Wenn Mensa-Geschirr fehlt, wird es teurer

An der Leuphana verschwindet regelmäßig Geschirr aus der Mensa. Teller oder Besteck mitzunehmen, um Geld zu sparen, wirkt zunächst harmlos. Doch was Einzelne im Kleinen sparen, kann für alle teuer werden. Oder ist der „Geschirrklau“ nur ein Vorurteil?

Erst kürzlich bekam die Universität Mainz viel Aufmerksamkeit: Zeitweise mussten Pommes vom Speiseplan gestrichen werden, weil zu viele Schälchen aus der Mensa verschwunden waren, wie Der Spiegel berichtete. Zudem fehlten innerhalb von vier Wochen 450 von 500 neu bestellten Kuchentellern. Der hohe Verlust an Mensa-Inventar ist dabei kein Einzelfall. An der Technischen Universität Braunschweig wurden innerhalb weniger Wochen rund 80 Designerstühle entwendet – und auch an der Leuphana ist verschwundenes Geschirr kein unbekanntes Problem.

„In der Mensa Lüneburg müssen wir zu Beginn des Semesters regelmäßig Besteck, Teller und kleine Schalen nachbestellen. Dieses Phänomen beobachten wir schon seit Jahren“, sagt Sophie Goes, stellvertretende Pressesprecherin des Studierendenwerks OstNiedersachsen. Die Nachkäufe lägen jährlich zwischen 1.500 und 2.500 Euro. Darin enthalten sei allerdings nicht nur gestohlenes Geschirr, sondern auch das, was im Küchen- und Mensabetrieb zu Bruch gehe.

Fehlendes Geschirr macht Studieren teurer

Was zunächst harmlos wirkt, kann teuer werden. Wenn Teller, Besteck oder Schalen fehlen, muss das Studierendenwerk regelmäßig nachkaufen. In Mainz argumentierte das Studierendenwerk, dass Diebstahl die Preise und Semesterbeiträge in die Höhe treibe. Auch an der Leuphana hat fehlendes Geschirr finanzielle Folgen.

Die Finanzierung des Studierendenwerks wird überwiegend von den Studierenden selbst getragen – durch Mensaumsätze, Wohnheimmieten und Semesterbeiträge. Daraus werden neben dem Mensabetrieb auch Kinderbetreuung, psychologische Beratung und kulturelle Angebote finanziert.
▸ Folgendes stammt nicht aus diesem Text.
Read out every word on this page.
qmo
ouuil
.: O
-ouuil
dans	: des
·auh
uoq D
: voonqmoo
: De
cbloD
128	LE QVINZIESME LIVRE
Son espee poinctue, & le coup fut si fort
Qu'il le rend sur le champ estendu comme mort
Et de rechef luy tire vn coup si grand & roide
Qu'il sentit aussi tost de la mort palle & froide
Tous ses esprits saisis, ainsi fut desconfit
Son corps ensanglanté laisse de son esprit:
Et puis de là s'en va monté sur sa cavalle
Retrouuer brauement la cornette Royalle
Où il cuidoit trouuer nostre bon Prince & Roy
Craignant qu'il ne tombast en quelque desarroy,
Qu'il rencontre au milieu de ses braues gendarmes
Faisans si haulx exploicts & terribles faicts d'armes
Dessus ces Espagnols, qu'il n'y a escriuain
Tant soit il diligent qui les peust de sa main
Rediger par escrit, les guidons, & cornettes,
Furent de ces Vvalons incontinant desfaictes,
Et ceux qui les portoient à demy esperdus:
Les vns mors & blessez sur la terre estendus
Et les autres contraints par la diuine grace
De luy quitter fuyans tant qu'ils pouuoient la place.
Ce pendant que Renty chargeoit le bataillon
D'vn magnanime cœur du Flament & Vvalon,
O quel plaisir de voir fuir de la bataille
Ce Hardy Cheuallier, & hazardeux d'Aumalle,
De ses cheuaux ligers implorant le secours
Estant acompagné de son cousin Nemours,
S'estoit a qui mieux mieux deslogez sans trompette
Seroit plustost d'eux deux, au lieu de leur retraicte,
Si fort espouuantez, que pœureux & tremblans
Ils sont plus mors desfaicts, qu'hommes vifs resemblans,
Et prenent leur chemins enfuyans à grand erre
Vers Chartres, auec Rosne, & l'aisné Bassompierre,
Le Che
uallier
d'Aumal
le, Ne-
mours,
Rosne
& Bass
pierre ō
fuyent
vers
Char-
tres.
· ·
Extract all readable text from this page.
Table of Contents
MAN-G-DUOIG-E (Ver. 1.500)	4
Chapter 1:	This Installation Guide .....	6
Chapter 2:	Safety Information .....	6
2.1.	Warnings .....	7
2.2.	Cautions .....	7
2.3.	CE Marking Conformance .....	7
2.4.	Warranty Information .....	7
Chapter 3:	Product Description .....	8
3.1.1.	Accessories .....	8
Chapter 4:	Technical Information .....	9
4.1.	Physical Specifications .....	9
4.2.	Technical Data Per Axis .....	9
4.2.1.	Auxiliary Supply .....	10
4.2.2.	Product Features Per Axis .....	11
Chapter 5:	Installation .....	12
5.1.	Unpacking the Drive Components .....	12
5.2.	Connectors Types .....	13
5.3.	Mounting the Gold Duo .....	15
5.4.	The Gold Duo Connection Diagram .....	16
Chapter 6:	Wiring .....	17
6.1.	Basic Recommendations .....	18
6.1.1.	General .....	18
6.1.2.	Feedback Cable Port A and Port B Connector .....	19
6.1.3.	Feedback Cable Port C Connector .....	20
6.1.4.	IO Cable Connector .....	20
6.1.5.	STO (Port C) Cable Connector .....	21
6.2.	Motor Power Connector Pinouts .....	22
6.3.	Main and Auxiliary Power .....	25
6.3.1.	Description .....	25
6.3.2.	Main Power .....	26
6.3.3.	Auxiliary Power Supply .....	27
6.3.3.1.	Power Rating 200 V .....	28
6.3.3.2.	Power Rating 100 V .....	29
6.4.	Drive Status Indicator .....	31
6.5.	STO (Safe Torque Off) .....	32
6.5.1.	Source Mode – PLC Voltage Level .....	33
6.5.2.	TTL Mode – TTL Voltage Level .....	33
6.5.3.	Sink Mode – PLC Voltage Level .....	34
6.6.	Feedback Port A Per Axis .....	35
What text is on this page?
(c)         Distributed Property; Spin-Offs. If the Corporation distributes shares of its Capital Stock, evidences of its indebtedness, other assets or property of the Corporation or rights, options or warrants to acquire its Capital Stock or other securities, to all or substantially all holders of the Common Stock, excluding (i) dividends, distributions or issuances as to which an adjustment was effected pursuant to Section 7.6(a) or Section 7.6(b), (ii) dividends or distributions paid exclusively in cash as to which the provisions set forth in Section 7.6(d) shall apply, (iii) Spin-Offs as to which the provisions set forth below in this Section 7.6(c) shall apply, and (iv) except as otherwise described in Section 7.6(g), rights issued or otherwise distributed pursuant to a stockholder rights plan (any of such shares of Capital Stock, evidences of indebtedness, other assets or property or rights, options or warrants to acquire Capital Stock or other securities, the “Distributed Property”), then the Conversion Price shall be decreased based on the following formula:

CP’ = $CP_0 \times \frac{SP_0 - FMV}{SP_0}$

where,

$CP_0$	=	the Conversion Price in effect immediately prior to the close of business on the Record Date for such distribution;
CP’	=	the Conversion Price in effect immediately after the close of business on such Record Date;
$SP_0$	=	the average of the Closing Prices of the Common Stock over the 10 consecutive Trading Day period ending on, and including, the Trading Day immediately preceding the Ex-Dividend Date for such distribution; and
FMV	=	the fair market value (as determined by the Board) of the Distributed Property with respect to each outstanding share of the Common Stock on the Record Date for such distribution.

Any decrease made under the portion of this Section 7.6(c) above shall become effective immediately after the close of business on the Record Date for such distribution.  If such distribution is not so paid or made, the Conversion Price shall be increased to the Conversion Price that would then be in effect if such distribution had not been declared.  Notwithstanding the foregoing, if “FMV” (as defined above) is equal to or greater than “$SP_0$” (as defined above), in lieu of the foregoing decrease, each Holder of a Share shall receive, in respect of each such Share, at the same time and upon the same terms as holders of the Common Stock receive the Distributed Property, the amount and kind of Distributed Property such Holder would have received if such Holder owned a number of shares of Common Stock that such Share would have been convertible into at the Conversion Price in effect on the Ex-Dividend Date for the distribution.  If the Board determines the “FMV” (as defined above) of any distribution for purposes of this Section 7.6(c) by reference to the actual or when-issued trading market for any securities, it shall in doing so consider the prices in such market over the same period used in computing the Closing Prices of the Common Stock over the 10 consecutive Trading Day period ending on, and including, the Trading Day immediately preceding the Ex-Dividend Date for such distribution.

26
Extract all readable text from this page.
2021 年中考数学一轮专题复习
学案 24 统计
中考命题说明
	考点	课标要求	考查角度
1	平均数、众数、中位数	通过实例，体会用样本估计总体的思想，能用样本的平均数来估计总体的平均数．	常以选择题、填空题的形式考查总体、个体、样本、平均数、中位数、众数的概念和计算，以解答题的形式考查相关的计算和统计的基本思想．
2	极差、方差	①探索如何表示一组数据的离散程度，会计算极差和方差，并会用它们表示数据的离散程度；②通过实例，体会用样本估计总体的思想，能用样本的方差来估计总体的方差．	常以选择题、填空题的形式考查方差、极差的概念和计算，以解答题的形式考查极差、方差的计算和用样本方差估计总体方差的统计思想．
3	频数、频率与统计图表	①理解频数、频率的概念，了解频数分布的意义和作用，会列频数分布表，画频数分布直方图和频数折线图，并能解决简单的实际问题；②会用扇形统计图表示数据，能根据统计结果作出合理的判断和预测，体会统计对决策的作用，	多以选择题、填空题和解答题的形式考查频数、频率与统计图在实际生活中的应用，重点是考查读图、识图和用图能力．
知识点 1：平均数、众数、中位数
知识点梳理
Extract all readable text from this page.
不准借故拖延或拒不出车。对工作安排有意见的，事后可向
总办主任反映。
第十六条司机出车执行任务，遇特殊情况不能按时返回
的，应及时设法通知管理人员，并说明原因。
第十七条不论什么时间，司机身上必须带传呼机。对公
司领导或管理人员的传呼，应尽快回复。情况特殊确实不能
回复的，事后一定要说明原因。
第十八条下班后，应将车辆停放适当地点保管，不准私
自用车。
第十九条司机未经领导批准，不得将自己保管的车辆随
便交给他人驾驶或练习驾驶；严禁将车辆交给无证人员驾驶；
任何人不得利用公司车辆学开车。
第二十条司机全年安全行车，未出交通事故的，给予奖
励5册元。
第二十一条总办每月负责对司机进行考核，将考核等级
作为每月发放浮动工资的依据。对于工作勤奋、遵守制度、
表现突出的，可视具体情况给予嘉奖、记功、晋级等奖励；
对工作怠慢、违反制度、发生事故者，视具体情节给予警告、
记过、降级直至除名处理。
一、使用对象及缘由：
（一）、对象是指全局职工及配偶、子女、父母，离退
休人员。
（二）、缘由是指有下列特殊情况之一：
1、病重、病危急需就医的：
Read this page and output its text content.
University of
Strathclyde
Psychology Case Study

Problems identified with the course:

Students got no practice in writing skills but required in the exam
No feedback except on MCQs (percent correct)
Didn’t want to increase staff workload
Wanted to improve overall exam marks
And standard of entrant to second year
Die Landeszuschüsse sind in den vergangenen Jahren gesunken und machen nur noch rund sieben Prozent der Mittel aus. „Wenn wir mehr Geschirr kaufen müssen, zahlen das am Ende die Studierenden – über höhere Preise, höhere Beiträge oder Einschränkungen im Angebot. Mensagäste, die Geschirr mitnehmen, schaden allen Studierenden“, so Goes.

Wohin verschwindet das Geschirr?

„Häufig werden Tassen und Teller auf den Campus mitgenommen und landen später in Teeküchen oder Wohnheimzimmern“, vermutet Goes. Gespräche mit Studierenden bestätigen diese Einschätzung teilweise. Viele geben an, noch nie Geschirr oder Besteck mitgenommen zu haben. Andere berichten von Zeitdruck: „Man hat zwischen den Seminaren oft nur eine halbe Stunde. Wenn die Schlange lang ist, nimmt man das Essen mit – und manchmal bleibt das Besteck dann einfach in der Brotdose“, erzählt eine Studentin.

Doch auch finanzielle Gründe spielen für manche eine Rolle. „Geklaut habe ich nichts, aber ich war kurz davor, weil meine Mitbewohnerinnen beide zeitgleich ausgezogen sind und zu diesem Zeitpunkt auch noch der Semesterbeitrag um etwa 60 Euro erhöht wurde“, sagt eine andere Studentin. Später stellte sich jedoch heraus, dass Teller und Besteck gar nicht von ihnen stammten und vermutlich schon vor ihrer Zeit aus der Mensa verschwunden waren. Am Ende habe sie kein Geschirr mitgenommen – der Gedanke sei aber da gewesen.

Individuelles Fehlverhalten oder Ausdruck finanzieller Belastung?

Auch das Studierendenwerk bestätigt, dass viele Studierende finanziell stark belastet sind. Dennoch, so Goes, lasse sich gebrauchtes Geschirr günstig kaufen – Diebstahl löse keine Probleme, sondern schaffe neue. Um gegenzusteuern, organisiert das Studierendenwerk regelmäßig Rückrufaktionen. So findet manches Geschirr, das eher „ausgeliehen“ als gestohlen wurde, den Weg zurück – besonders aus Teeküchen auf dem Campus.